On Sum of Squares Representation of Convex Forms and Generalized Cauchy-Schwarz Inequalities

TL;DR

This paper proves that all convex forms in four variables of degree four are sums of squares and explores conditions under which convex forms in fewer variables and higher degrees are also sums of squares, introducing generalized inequalities.

Contribution

It establishes the sum of squares property for convex forms in four variables of degree four and links this to a conjecture for higher degrees and fewer variables, advancing understanding of convex form representations.

Findings

All convex forms in 4 variables of degree 4 are sums of squares.

Conditional proof that convex forms in 3 variables of degree 6 are sums of squares, assuming Blekherman's conjecture.

Introduction of generalized Cauchy-Schwarz inequalities related to convex forms.

Abstract

A convex form of degree larger than one is always nonnegative since it vanishes together with its gradient at the origin. In 2007, Parrilo asked if convex forms are always sums of squares. A few years later, Blekherman answered the question in the negative by showing through volume arguments that for high enough number of variables, there must be convex forms of degree as low as 4 that are not sums of squares.

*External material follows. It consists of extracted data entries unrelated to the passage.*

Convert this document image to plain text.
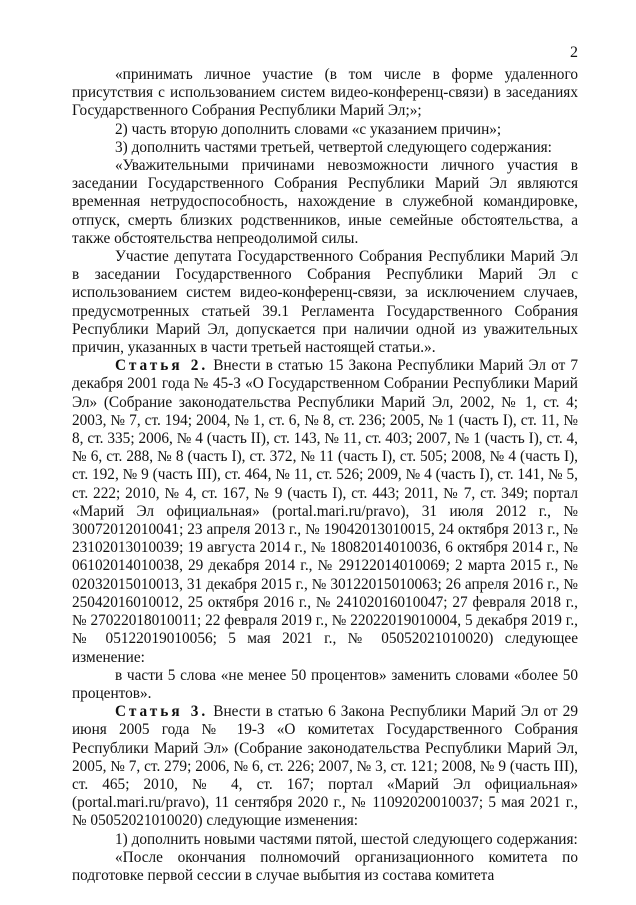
2

«принимать личное участие (в том числе в форме удаленного присутствия с использованием систем видео-конференц-связи) в заседаниях Государственного Собрания Республики Марий Эл;»;

2) часть вторую дополнить словами «с указанием причин»;

3) дополнить частями третьей, четвертой следующего содержания:

«Уважительными причинами невозможности личного участия в заседании Государственного Собрания Республики Марий Эл являются временная нетрудоспособность, нахождение в служебной командировке, отпуск, смерть близких родственников, иные семейные обстоятельства, а также обстоятельства непреодолимой силы.

Участие депутата Государственного Собрания Республики Марий Эл в заседании Государственного Собрания Республики Марий Эл с использованием систем видео-конференц-связи, за исключением случаев, предусмотренных статьей 39.1 Регламента Государственного Собрания Республики Марий Эл, допускается при наличии одной из уважительных причин, указанных в части третьей настоящей статьи.».

Статья 2. Внести в статью 15 Закона Республики Марий Эл от 7 декабря 2001 года № 45-З «О Государственном Собрании Республики Марий Эл» (Собрание законодательства Республики Марий Эл, 2002, № 1, ст. 4; 2003, № 7, ст. 194; 2004, № 1, ст. 6, № 8, ст. 236; 2005, № 1 (часть I), ст. 11, № 8, ст. 335; 2006, № 4 (часть II), ст. 143, № 11, ст. 403; 2007, № 1 (часть I), ст. 4, № 6, ст. 288, № 8 (часть I), ст. 372, № 11 (часть I), ст. 505; 2008, № 4 (часть I), ст. 192, № 9 (часть III), ст. 464, № 11, ст. 526; 2009, № 4 (часть I), ст. 141, № 5, ст. 222; 2010, № 4, ст. 167, № 9 (часть I), ст. 443; 2011, № 7, ст. 349; портал «Марий Эл официальная» (portal.mari.ru/pravo), 31 июля 2012 г., № 30072012010041; 23 апреля 2013 г., № 19042013010015, 24 октября 2013 г., № 23102013010039; 19 августа 2014 г., № 18082014010036, 6 октября 2014 г., № 06102014010038, 29 декабря 2014 г., № 29122014010069; 2 марта 2015 г., № 02032015010013, 31 декабря 2015 г., № 30122015010063; 26 апреля 2016 г., № 25042016010012, 25 октября 2016 г., № 24102016010047; 27 февраля 2018 г., № 27022018010011; 22 февраля 2019 г., № 22022019010004, 5 декабря 2019 г., № 05122019010056; 5 мая 2021 г., № 05052021010020) следующее изменение:

в части 5 слова «не менее 50 процентов» заменить словами «более 50 процентов».

Статья 3. Внести в статью 6 Закона Республики Марий Эл от 29 июня 2005 года № 19-З «О комитетах Государственного Собрания Республики Марий Эл» (Собрание законодательства Республики Марий Эл, 2005, № 7, ст. 279; 2006, № 6, ст. 226; 2007, № 3, ст. 121; 2008, № 9 (часть III), ст. 465; 2010, № 4, ст. 167; портал «Марий Эл официальная» (portal.mari.ru/pravo), 11 сентября 2020 г., № 11092020010037; 5 мая 2021 г., № 05052021010020) следующие изменения:

1) дополнить новыми частями пятой, шестой следующего содержания:

«После окончания полномочий организационного комитета по подготовке первой сессии в случае выбытия из состава комитета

Remarkably, no examples are known to date. In this paper, we show that all convex forms in 4 variables and of degree 4 are sums of squares. We also show that if a conjecture of Blekherman related to the so-called Cayley-Bacharach relations is true, then the same statement holds for convex forms in 3 variables and of degree 6. These are the two minimal cases where one would have any hope of seeing convex forms that are not sums of squares (due to known obstructions). A main ingredient of the proof is the derivation of certain "generalized Cauchy-Schwarz inequalities" which could be of independent interest.